Examining BPA’s impact on developing heart cells

Nikki Gillum Posnack

“We know that once this chemical enters the body, it can be bioactive and therefore can influence how heart cells function,” says Nikki Gillum Posnack, Ph.D. “This is the first study to look at the impact BPA exposure can have on heart cells that are still developing.”

More than 8 million pounds of bisphenol A (BPA), a common chemical used in manufacturing plastics, is produced each year for consumer goods and medical products. This endocrine disruptor reaches 90 percent of the population, and excessive exposure to BPA, e.g., plastic bottles, cash register receipts, and even deodorant, is associated with adverse cardiovascular events that range from heart arrhythmias and angina to atherosclerosis, the leading cause of death in the U.S.

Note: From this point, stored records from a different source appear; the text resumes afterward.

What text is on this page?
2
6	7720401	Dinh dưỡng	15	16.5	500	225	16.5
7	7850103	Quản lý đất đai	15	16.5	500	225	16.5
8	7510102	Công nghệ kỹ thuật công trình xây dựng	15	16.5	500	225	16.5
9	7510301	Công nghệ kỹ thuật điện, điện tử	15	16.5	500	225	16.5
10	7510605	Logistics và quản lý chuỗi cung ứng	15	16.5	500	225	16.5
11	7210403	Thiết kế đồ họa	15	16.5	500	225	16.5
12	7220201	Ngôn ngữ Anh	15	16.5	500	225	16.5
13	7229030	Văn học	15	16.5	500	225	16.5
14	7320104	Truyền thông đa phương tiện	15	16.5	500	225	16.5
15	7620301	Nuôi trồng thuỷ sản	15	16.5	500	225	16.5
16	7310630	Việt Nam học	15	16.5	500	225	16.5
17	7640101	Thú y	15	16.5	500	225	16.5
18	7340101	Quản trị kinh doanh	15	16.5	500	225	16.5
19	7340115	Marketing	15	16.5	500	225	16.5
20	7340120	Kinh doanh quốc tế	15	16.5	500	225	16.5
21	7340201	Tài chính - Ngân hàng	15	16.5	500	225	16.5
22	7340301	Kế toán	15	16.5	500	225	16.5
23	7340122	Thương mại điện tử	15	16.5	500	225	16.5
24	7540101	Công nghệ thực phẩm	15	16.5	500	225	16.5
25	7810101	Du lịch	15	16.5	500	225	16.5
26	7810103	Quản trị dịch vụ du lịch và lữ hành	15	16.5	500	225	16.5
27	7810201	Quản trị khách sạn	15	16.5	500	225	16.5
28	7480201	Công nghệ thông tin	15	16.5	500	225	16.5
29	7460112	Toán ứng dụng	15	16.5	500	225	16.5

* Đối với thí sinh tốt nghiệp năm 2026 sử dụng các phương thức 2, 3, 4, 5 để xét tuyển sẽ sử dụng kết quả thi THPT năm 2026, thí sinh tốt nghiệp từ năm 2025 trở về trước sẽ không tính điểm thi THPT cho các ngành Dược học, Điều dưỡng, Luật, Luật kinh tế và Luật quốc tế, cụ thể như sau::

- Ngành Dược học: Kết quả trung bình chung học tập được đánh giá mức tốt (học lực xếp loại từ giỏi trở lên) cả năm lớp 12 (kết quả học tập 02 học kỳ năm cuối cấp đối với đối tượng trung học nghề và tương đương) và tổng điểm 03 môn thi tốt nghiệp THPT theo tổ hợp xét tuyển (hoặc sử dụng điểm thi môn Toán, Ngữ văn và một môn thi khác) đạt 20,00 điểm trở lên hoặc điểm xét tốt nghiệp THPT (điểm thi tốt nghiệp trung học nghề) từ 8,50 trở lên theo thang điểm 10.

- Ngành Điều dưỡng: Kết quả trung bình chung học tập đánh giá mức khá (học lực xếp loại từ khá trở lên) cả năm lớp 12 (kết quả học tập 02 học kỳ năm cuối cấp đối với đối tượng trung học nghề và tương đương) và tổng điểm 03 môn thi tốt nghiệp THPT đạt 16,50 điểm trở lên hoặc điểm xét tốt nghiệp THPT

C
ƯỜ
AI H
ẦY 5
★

To examine the impact BPA could have in children, researchers with Children’s National Heart Institute and the Sheikh Zayed Institute for Pediatric Surgical Innovation evaluated the short-term risks of BPA exposure in a preclinical setting. This experimental research finds developing heart cells respond to short-term BPA exposure with slowed heart rates, irregular heart rhythms and calcium instabilities.

While more research is needed to provide clinical recommendations, this preclinical model paves the way for future study designs to see if young patients exposed to BPA from medical devices or surgical procedures have adverse cardiac events and altered cardiac function.

“Existing research explores the impact endocrine disruptors, specifically BPA, have on adults and their cardiovascular and kidney function,” notes Nikki Gillum Posnack, Ph.D., a study author and assistant professor at Children’s National and The George Washington University. “We know that once this chemical enters the body, it can be bioactive and therefore can influence how heart cells function. This is the first study to look at the impact BPA exposure can have on heart cells that are still developing.”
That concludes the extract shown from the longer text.